T2L,
Thanks for your reply. I understand everything you are saying. H left 4mo ago. I broke and as a result I made some serious DB NO NOs including the letter I referred to in last post. I quickly found out my behavior was pushing H away further. With every "why?" or "please" or "ILY" he stood more steadfast in his choices. H was right in one thing by saying I had to let him go. So although, deep down, I really didnt want to, I looked him straight in the eye and said I wanted to leave the past behind and move on....... without him. Sincethen I have gobbled up every piece of literature I could find (including DR) and renewed my relationship with God. I humbly asked his forgiveness for my waning faith and decided right then I had to work on my relationship with him before I could get anywhere in my relationship with H. I had to let H go and hold onto God instead.

I have been trying hard to apply Christian and DR principles. I have found a wonderful church for me and my children. And I make it a point every evening at dinner to sit together - and make time for prayer. H idea of family time seemed to be involvement in the kids many extracurricular activities. H coaches S11 baseball team for 4 years now. He has also taken on additional responsibilites for the league including executive officer and treasurer - all just this recent season. Although I was proud of his involvement with the kids and our community - he is excellent with the ball players as a coach, and is well liked (and I told him so more than once). Just before he dropped the bomb on me I expressed how much I missed him. Then not long after that came his confession of an A with another mom whose son plays ball for H. I considered her a friend, we had lots of fun at the games and even outside of baseball. We even graduated high school together. But she was in an unhappy relationship herself - 17yr with a heavy drinker who was verbally abusive and controlling. Ironicly my H is also a big drinker, but he has always been a responsible , hardworking family man and never raised his voice or hands toward me. I think OW was just waiting for her chance at him probably for quite some time - and she seized the opportunity.

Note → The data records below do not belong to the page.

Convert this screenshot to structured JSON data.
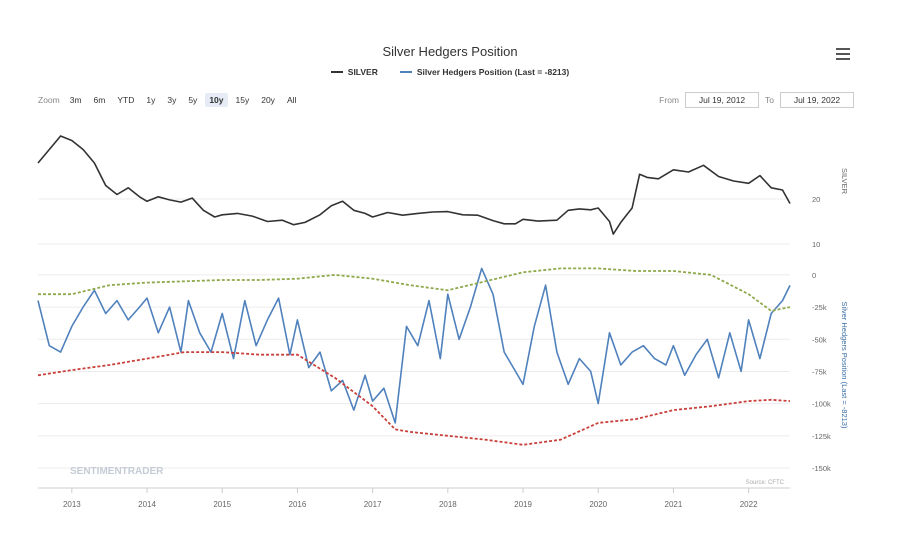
{
  "title": "Silver Hedgers Position",
  "legend": [
    {
      "label": "SILVER",
      "color": "#333333"
    },
    {
      "label": "Silver Hedgers Position (Last = -8213)",
      "color": "#4f81bd"
    }
  ],
  "zoom": {
    "label": "Zoom",
    "buttons": [
      "3m",
      "6m",
      "YTD",
      "1y",
      "3y",
      "5y",
      "10y",
      "15y",
      "20y",
      "All"
    ],
    "active": "10y"
  },
  "range": {
    "from_label": "From",
    "from_value": "Jul 19, 2012",
    "to_label": "To",
    "to_value": "Jul 19, 2022"
  },
  "source": "Source: CFTC",
  "watermark": "SENTIMENTRADER",
  "colors": {
    "silver": "#333333",
    "hedgers": "#4f81bd",
    "upper_band": "#8fa84a",
    "lower_band": "#c9403b"
  },
  "chart_data": {
    "type": "line",
    "x_ticks": [
      "2013",
      "2014",
      "2015",
      "2016",
      "2017",
      "2018",
      "2019",
      "2020",
      "2021",
      "2022"
    ],
    "x_range": [
      2012.55,
      2022.55
    ],
    "panels": [
      {
        "name": "SILVER",
        "ylabel": "SILVER",
        "y_ticks": [
          {
            "v": 20,
            "label": "20"
          },
          {
            "v": 10,
            "label": "10"
          }
        ],
        "ylim": [
          10,
          38
        ],
        "series": [
          {
            "name": "SILVER",
            "color": "#333333",
            "x": [
              2012.55,
              2012.7,
              2012.85,
              2013.0,
              2013.15,
              2013.3,
              2013.45,
              2013.6,
              2013.75,
              2013.9,
              2014.0,
              2014.15,
              2014.3,
              2014.45,
              2014.6,
              2014.75,
              2014.9,
              2015.0,
              2015.2,
              2015.4,
              2015.6,
              2015.8,
              2015.95,
              2016.1,
              2016.3,
              2016.45,
              2016.6,
              2016.75,
              2016.9,
              2017.0,
              2017.2,
              2017.4,
              2017.6,
              2017.8,
              2018.0,
              2018.2,
              2018.4,
              2018.6,
              2018.75,
              2018.9,
              2019.0,
              2019.2,
              2019.45,
              2019.6,
              2019.75,
              2019.9,
              2020.0,
              2020.15,
              2020.2,
              2020.3,
              2020.45,
              2020.55,
              2020.65,
              2020.8,
              2021.0,
              2021.2,
              2021.4,
              2021.6,
              2021.8,
              2022.0,
              2022.15,
              2022.3,
              2022.45,
              2022.55
            ],
            "y": [
              28,
              31,
              34,
              33,
              31,
              28,
              23,
              21,
              22.5,
              20.5,
              19.5,
              20.5,
              19.8,
              19.3,
              20.2,
              17.5,
              16,
              16.5,
              16.8,
              16.2,
              15,
              15.3,
              14.3,
              14.8,
              16.5,
              18.5,
              19.5,
              17.5,
              16.8,
              16,
              17,
              16.4,
              16.8,
              17.1,
              17.2,
              16.5,
              16.4,
              15.2,
              14.5,
              14.5,
              15.5,
              15.1,
              15.3,
              17.5,
              17.8,
              17.6,
              18,
              15,
              12.2,
              14.8,
              18,
              25.5,
              24.8,
              24.5,
              26.5,
              26,
              27.5,
              25,
              24,
              23.5,
              25.2,
              22.5,
              22,
              19
            ]
          }
        ]
      },
      {
        "name": "Silver Hedgers Position",
        "ylabel": "Silver Hedgers Position (Last = -8213)",
        "y_ticks": [
          {
            "v": 0,
            "label": "0"
          },
          {
            "v": -25000,
            "label": "-25k"
          },
          {
            "v": -50000,
            "label": "-50k"
          },
          {
            "v": -75000,
            "label": "-75k"
          },
          {
            "v": -100000,
            "label": "-100k"
          },
          {
            "v": -125000,
            "label": "-125k"
          },
          {
            "v": -150000,
            "label": "-150k"
          }
        ],
        "ylim": [
          -150000,
          10000
        ],
        "series": [
          {
            "name": "Silver Hedgers Position",
            "color": "#4f81bd",
            "x": [
              2012.55,
              2012.7,
              2012.85,
              2013.0,
              2013.15,
              2013.3,
              2013.45,
              2013.6,
              2013.75,
              2013.9,
              2014.0,
              2014.15,
              2014.3,
              2014.45,
              2014.55,
              2014.7,
              2014.85,
              2015.0,
              2015.15,
              2015.3,
              2015.45,
              2015.6,
              2015.75,
              2015.9,
              2016.0,
              2016.15,
              2016.3,
              2016.45,
              2016.6,
              2016.75,
              2016.9,
              2017.0,
              2017.15,
              2017.3,
              2017.45,
              2017.6,
              2017.75,
              2017.9,
              2018.0,
              2018.15,
              2018.3,
              2018.45,
              2018.6,
              2018.75,
              2018.9,
              2019.0,
              2019.15,
              2019.3,
              2019.45,
              2019.6,
              2019.75,
              2019.9,
              2020.0,
              2020.15,
              2020.3,
              2020.45,
              2020.6,
              2020.75,
              2020.9,
              2021.0,
              2021.15,
              2021.3,
              2021.45,
              2021.6,
              2021.75,
              2021.9,
              2022.0,
              2022.15,
              2022.3,
              2022.45,
              2022.55
            ],
            "y": [
              -20000,
              -55000,
              -60000,
              -40000,
              -25000,
              -12000,
              -30000,
              -20000,
              -35000,
              -25000,
              -18000,
              -45000,
              -25000,
              -60000,
              -20000,
              -45000,
              -60000,
              -30000,
              -65000,
              -20000,
              -55000,
              -35000,
              -18000,
              -62000,
              -35000,
              -72000,
              -60000,
              -90000,
              -82000,
              -105000,
              -78000,
              -98000,
              -88000,
              -115000,
              -40000,
              -55000,
              -20000,
              -65000,
              -15000,
              -50000,
              -25000,
              5000,
              -15000,
              -60000,
              -75000,
              -85000,
              -40000,
              -8000,
              -60000,
              -85000,
              -65000,
              -75000,
              -100000,
              -45000,
              -70000,
              -60000,
              -55000,
              -65000,
              -70000,
              -55000,
              -78000,
              -62000,
              -50000,
              -80000,
              -45000,
              -75000,
              -35000,
              -65000,
              -30000,
              -20000,
              -8213
            ]
          },
          {
            "name": "Upper band",
            "color": "#8fa84a",
            "dashed": true,
            "x": [
              2012.55,
              2013.0,
              2013.5,
              2014.0,
              2014.5,
              2015.0,
              2015.5,
              2016.0,
              2016.5,
              2017.0,
              2017.5,
              2018.0,
              2018.5,
              2019.0,
              2019.5,
              2020.0,
              2020.5,
              2021.0,
              2021.5,
              2022.0,
              2022.3,
              2022.55
            ],
            "y": [
              -15000,
              -15000,
              -8000,
              -6000,
              -5000,
              -4000,
              -4000,
              -3000,
              0,
              -3000,
              -8000,
              -12000,
              -5000,
              2000,
              5000,
              5000,
              3000,
              3000,
              0,
              -15000,
              -28000,
              -25000
            ]
          },
          {
            "name": "Lower band",
            "color": "#c9403b",
            "dashed": true,
            "x": [
              2012.55,
              2013.0,
              2013.5,
              2014.0,
              2014.5,
              2015.0,
              2015.5,
              2016.0,
              2016.5,
              2017.0,
              2017.3,
              2017.5,
              2018.0,
              2018.5,
              2019.0,
              2019.5,
              2020.0,
              2020.5,
              2021.0,
              2021.5,
              2022.0,
              2022.3,
              2022.55
            ],
            "y": [
              -78000,
              -74000,
              -70000,
              -65000,
              -60000,
              -60000,
              -62000,
              -62000,
              -80000,
              -102000,
              -120000,
              -122000,
              -125000,
              -128000,
              -132000,
              -128000,
              -115000,
              -112000,
              -105000,
              -102000,
              -98000,
              -97000,
              -98000
            ]
          }
        ]
      }
    ]
  }
}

I continued to attend games for the remainder of season with OW there. As hard as it was, I was upbeat, mingled with other families and watched my S do what he loves most - playing ball. OW was NOT going to deter me from that. Ive been seeing a personal trainer and I plan to join a recreational volleyball team and start some kickboxing as soon as my trainer approves it (I need to gain muscle and weight back before doing too much cardio). H and I have very little conversation or contact, but when we do, I do make it a point most of the time not to be overly available. As I explained in past posts, I am very passive and indecisive in nature, so my big 180 is to learn assertiveness. I am doing assertiveness training with T. I have had a few opportunities to use these skills on my H, which left him speechless. Im not sure yet if it really is working or if it is just pi%#ing him off. But assertiveness to me is very much like tough love - it must be done. Yet, I need to find the balance between that tough love and meeting those emotional needs of his at the same time. I am on my way out to see Fireproof, then I will stop at bookstore and look for the book you are recommending. Again, thank you for your support. May God keep us strong and steadfast.